Subitamente, o país parece chocado com a notícia do encerramento do Teatro da Cornucópia. Dos textos de pesar publicados na imprensa e nas redes sociais até petições, todos elogiam o passado desta companhia de teatro e reprovam as condições que levaram a este desfecho. Lembro-me de semelhante choque ainda há pouco tempo, quando o histórico Cinema Londres, em Lisboa, encerrou para se transformar numa “loja dos 300”. A indignação foi idêntica, mas, então como hoje, o choque só pode surpreender os mais distraídos.
Em 2015, segundo dados oficiais do Instituto Nacional de Estatística, em Portugal realizaram-se perto de 12 mil espectáculos teatrais (número que variam entre 10.939 e 12.723 desde 2004) e um total de espectadores de 1 milhão e 882 mil (número que varia entre 1 milhão e 460 mil e 1 milhão 850 mil desde 2004).
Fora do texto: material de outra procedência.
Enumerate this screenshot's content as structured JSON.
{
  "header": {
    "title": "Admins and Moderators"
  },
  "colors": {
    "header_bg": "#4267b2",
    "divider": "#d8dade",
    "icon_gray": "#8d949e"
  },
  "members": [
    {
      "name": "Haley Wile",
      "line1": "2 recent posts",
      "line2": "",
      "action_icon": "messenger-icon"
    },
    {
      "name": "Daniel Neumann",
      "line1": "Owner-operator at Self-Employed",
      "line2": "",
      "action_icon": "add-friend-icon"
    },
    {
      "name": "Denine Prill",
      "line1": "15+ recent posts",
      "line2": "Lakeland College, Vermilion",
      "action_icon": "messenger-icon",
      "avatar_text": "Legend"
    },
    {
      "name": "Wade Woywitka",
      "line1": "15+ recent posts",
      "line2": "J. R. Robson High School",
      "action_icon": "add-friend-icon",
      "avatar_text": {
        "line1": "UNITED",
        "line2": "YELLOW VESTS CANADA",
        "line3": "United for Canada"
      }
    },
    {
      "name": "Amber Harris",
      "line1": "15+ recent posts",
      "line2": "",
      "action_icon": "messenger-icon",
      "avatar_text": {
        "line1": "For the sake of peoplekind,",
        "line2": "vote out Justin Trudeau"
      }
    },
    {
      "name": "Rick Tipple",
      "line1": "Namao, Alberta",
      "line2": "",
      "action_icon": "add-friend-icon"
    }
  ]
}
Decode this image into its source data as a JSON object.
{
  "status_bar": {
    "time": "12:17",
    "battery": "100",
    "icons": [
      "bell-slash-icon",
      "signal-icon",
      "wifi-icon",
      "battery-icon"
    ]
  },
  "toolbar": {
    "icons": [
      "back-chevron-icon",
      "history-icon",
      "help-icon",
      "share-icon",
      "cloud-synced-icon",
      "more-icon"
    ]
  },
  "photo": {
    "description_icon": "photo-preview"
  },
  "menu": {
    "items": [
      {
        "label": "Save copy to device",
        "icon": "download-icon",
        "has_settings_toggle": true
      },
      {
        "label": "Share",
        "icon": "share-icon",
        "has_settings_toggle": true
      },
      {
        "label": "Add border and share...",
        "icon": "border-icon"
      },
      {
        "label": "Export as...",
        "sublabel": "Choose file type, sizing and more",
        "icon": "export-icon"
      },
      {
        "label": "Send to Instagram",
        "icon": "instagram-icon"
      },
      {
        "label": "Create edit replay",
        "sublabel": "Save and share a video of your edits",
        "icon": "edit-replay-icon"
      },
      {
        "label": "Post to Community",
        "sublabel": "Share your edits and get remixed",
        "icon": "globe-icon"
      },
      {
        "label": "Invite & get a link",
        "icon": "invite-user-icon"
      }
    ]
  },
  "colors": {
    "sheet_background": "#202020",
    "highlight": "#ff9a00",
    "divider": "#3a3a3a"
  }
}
A média de espectadores é de 181,7 espectadores por cada 1.000 habitantes. Ainda que modestos, estes números são bem mais optimistas do que a série negra que marcou os anos 1984-1999, com médias de espectadores a variar entre os 19,3 (1993) e os 54,7 (1984) por mil habitantes. Em rigor, os números de 2015 são mesmo os melhores desde 1960, exceptuando os anos de 1970-78 (não há registos deste período).
Um dos fenómenos que tem contribuído para a recuperação de público de teatro tem sido a realização de grandes eventos culturais, numa lógica festivaleira que atrai o público pontualmente e não o fideliza. Assim, apesar do aumento considerável de público na última década, o circuito teatral continua sem poder subsistir apenas com o dinheiro da bilheteira (que em 2015 se estima próximo dos 9 milhões de euros).
No entanto, o que mais contribuiu para o crescimento do público teatral foi o aumento significativo dos apoios públicos, sobretudo por parte do poder municipal. Segundo o Observatório das Actividades Culturais, entre 1986 e 2001, o investimento dos municípios em Cultura aumentou 600%, mas a maior parte desse investimento está relacionado com custos correntes de manutenção de equipamentos e estruturas. Em relação às artes cénicas, o montante de investimento era inferior a 5%.
Posto isto, deixo aqui algumas interrogações: será que a solução para a “crise” do teatro português passa por medidas excepcionais, como sugeriu o próprio Presidente da República ainda ontem, ou antes por uma mudança radical na política pública de apoio às artes, teatro incluído? Será que a solução que o teatro português precisa passa por medidas excepcionais imediatas ou por uma política de longo prazo que passaria sobretudo pela promoção da prática de teatro amador (em contexto escolar e associativo), pela formação do público (através da televisão pública, da escola, do movimento associativo) e pela fidelização do já existente (criar regularidade que complemente os grande eventos pontuais)? Será que a solução passa por uma política de “caridade” que promove a precariedade do sector ou pelo reconhecimento do teatro enquanto uma prática cultural e artística de interesse público ou mesmo serviço público, justificando um investimento público capaz de garantir a sua viabilidade e o acesso democrático das populações de diversas geografias (porque não há teatros nacionais fora de Lisboa e do Porto?) e condições sócio-económicas?
Para ajudar a reflectir sobre algumas destas questões, reproduzo o artigo 78.º da Constituição Portuguesa, intitulado “Fruição e criação cultural”:
- Todos têm direito à fruição e criação cultural, bem como o dever de preservar, defender e valorizar o património cultural.
- Incumbe ao Estado, em colaboração com todos os agentes culturais:
a) Incentivar e assegurar o acesso de todos os cidadãos aos meios e instrumentos de acção cultural, bem como corrigir as assimetrias existentes no país em tal domínio;
b) Apoiar as iniciativas que estimulem a criação individual e coletiva, nas suas múltiplas formas e expressões, e uma maior circulação das obras e dos bens culturais de qualidade;
c) Promover a salvaguarda e a valorização do património cultural, tornando-o elemento vivificador da identidade cultural comum;
d) Desenvolver as relações culturais com todos os povos, especialmente os de língua portuguesa, e assegurar a defesa e a promoção da cultura portuguesa no estrangeiro;
e) Articular a política cultural e as demais políticas sectoriais.